Israeli publication Haaretz reported that the Israeli defense establishment said the DDoS attack targeted all websites using the gov.il domain, which is used for all government websites except defense-related ones.

A defense establishment source informed Haaretz that the incident represents the largest cyber-attack to strike Israel. The source also believes the attack was perpetrated by a nation-state actor or large organization but cannot currently determine who was behind it.

The Jerusalem Post reported that Iranian threat actors may have conducted the attack in retaliation for other events amid ongoing tensions between Israel and Iran.

Several alleged cyber-attacks have taken place between the two nations in the past year. For example, Israel was blamed for attacks on gas stations and a nuclear facility in Iran, while suspected Iranian hackers reportedly hit multiple Israeli companies with ransomware. 

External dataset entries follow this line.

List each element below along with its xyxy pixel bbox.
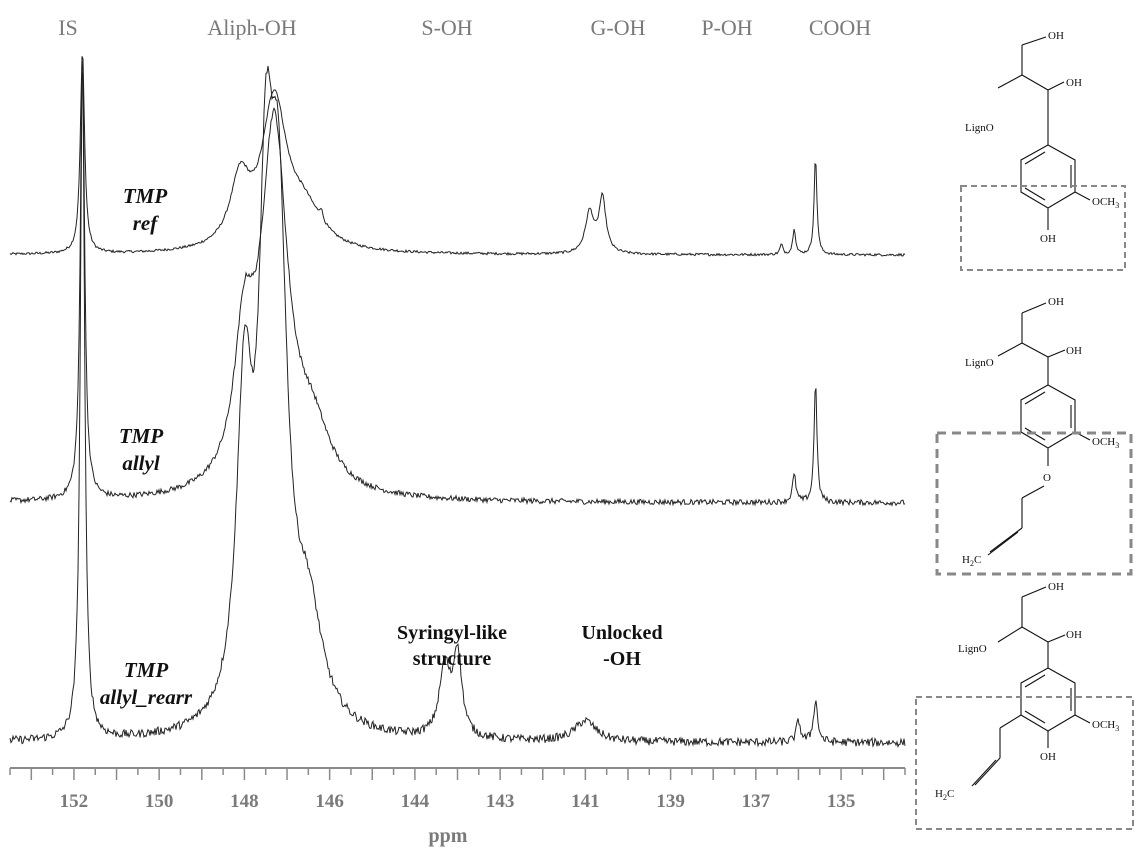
allyl-oh-mid: OH	[1066, 345, 1082, 357]
rearr-ligno: LignO	[958, 643, 987, 655]
spectrum-line-0	[9, 56, 906, 257]
region-label-is: IS	[58, 15, 78, 40]
ref-oh-ring: OH	[1040, 233, 1056, 245]
structure-ref: OH OH LignO OCH3 OH	[960, 30, 1126, 271]
allyl-o-ring: O	[1043, 472, 1051, 484]
x-axis-title: ppm	[429, 825, 468, 847]
rearr-och3-sub: 3	[1115, 724, 1119, 733]
allyl-h2c: H	[962, 554, 970, 566]
allyl-ligno: LignO	[965, 357, 994, 369]
x-axis-tick-label: 150	[145, 791, 174, 812]
x-axis-tick-label: 148	[230, 791, 259, 812]
x-axis-tick-label: 143	[486, 791, 515, 812]
region-label-aliph-oh: Aliph-OH	[207, 15, 296, 40]
x-axis-tick-label: 141	[571, 791, 600, 812]
ref-ligno: LignO	[965, 122, 994, 134]
x-axis-ticks: 152 150 148 146 144 143 141 139 137 135	[9, 768, 906, 812]
ref-oh-mid: OH	[1066, 77, 1082, 89]
sample-label-allyl-line1: TMP	[119, 424, 164, 448]
rearr-och3: OCH	[1092, 719, 1115, 731]
allyl-och3: OCH	[1092, 436, 1115, 448]
x-axis-tick-label: 144	[401, 791, 430, 812]
ref-highlight-box	[960, 185, 1126, 271]
svg-text:OCH3: OCH3	[1092, 436, 1119, 450]
annotation-unlocked-line2: -OH	[603, 648, 641, 670]
rearr-oh-mid: OH	[1066, 629, 1082, 641]
rearr-h2c-c: C	[947, 788, 954, 800]
rearr-h2c: H	[935, 788, 943, 800]
ref-och3-sub: 3	[1115, 201, 1119, 210]
allyl-oh-top: OH	[1048, 296, 1064, 308]
ref-och3: OCH	[1092, 196, 1115, 208]
svg-text:H2C: H2C	[935, 788, 954, 802]
x-axis-tick-label: 139	[656, 791, 685, 812]
allyl-h2c-c: C	[974, 554, 981, 566]
sample-label-ref-line1: TMP	[123, 184, 168, 208]
x-axis-tick-label: 137	[742, 791, 771, 812]
structure-rearr: OH OH LignO OCH3 OH H2C	[915, 581, 1134, 830]
structure-allyl: OH OH LignO OCH3 O H2C	[935, 296, 1133, 576]
sample-label-ref-line2: ref	[133, 211, 159, 235]
x-axis-tick-label: 135	[827, 791, 856, 812]
annotation-syringyl-line2: structure	[413, 648, 492, 670]
sample-label-rearr-line2: allyl_rearr	[100, 685, 193, 709]
region-label-s-oh: S-OH	[421, 15, 472, 40]
spectrum-line-1	[9, 61, 906, 507]
region-label-cooh: COOH	[809, 15, 871, 40]
x-axis-tick-label: 146	[315, 791, 344, 812]
rearr-highlight-box	[915, 696, 1134, 830]
ref-oh-top: OH	[1048, 30, 1064, 42]
allyl-och3-sub: 3	[1115, 441, 1119, 450]
rearr-oh-ring: OH	[1040, 751, 1056, 763]
sample-label-rearr-line1: TMP	[124, 658, 169, 682]
svg-text:OCH3: OCH3	[1092, 196, 1119, 210]
allyl-highlight-box	[935, 431, 1133, 576]
region-label-g-oh: G-OH	[591, 15, 646, 40]
svg-text:H2C: H2C	[962, 554, 981, 568]
spectrum-line-2	[9, 65, 906, 749]
svg-text:OCH3: OCH3	[1092, 719, 1119, 733]
sample-label-allyl-line2: allyl	[122, 451, 159, 475]
rearr-h2c-sub: 2	[943, 793, 947, 802]
annotation-syringyl-line1: Syringyl-like	[397, 622, 507, 644]
x-axis-tick-label: 152	[60, 791, 89, 812]
region-label-p-oh: P-OH	[701, 15, 752, 40]
annotation-unlocked-line1: Unlocked	[581, 622, 662, 644]
rearr-oh-top: OH	[1048, 581, 1064, 593]
allyl-h2c-sub: 2	[970, 559, 974, 568]
spectra-group	[9, 56, 906, 749]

Commenting on the story,  Toby Lewis, head of threat analysis at Darktrace, said: Historically, the primary protagonists involved in cyber-attacks against Israel have been groups aligned to the Iranian State, which is well known to operate a tit-for-tat reaction when it considers it has been attacked itself. This includes for example, a period of repeated DDoS attacks against US financial institutions following sanctions against Iran for its Nuclear Enrichment programme between 2011-2013. On Monday, Iran’s Revolutionary Guard claimed they had captured Israeli spies and saboteurs at a Nuclear Power plant at Fordow – a likely trigger point for such a retaliatory DDoS attack.

“It’s worth remembering that DDoS attacks are largely symbolic: they don’t tend to cause significant long-term damage and could simply be about saving face to show action has been taken although the public may not appreciate the superficial nature of such an operation. 

“Nevertheless, security teams globally should remain vigilant. Whilst there is no evidence that this is the case in this instance, DDoS attacks might be used as a distraction technique whilst more stealthy operations take place behind the scenes. Defenders also shouldn’t rest on their laurels – sophisticated, state-sponsored ransomware remains a popular and concerning tactic that demands advanced technology to thwart.”

Speaking to Infosecurity, Ziv Gadot, CEO of Red Button, noted that DDoS is becoming an increasingly common tactic for state-sponsored actors, exacerbated further by the recent Russia-Ukraine conflict. “Iran has been accused of using DDoS attacks to target the United States, while Russia has allegedly been behind such attacks in Estonia, Georgia and, most recently, Ukraine. In many cases, the main goal of the state sponsor is to undermine the reputation of their adversary, even more than it is to cause actual disruption.

“Since the Russian invasion of Ukraine, we have seen a growing concern regarding DDoS attacks in the US, Europe and Asia. Governments and high-profile businesses that are not directly involved in the conflict are on alert, as it is hard to predict how things will develop. Organizations need to be ready. Now is the time to evaluate if they are vulnerable to DDoS attacks. Fortunately, the mitigation technologies available to them today are relatively mature and easy to deploy.”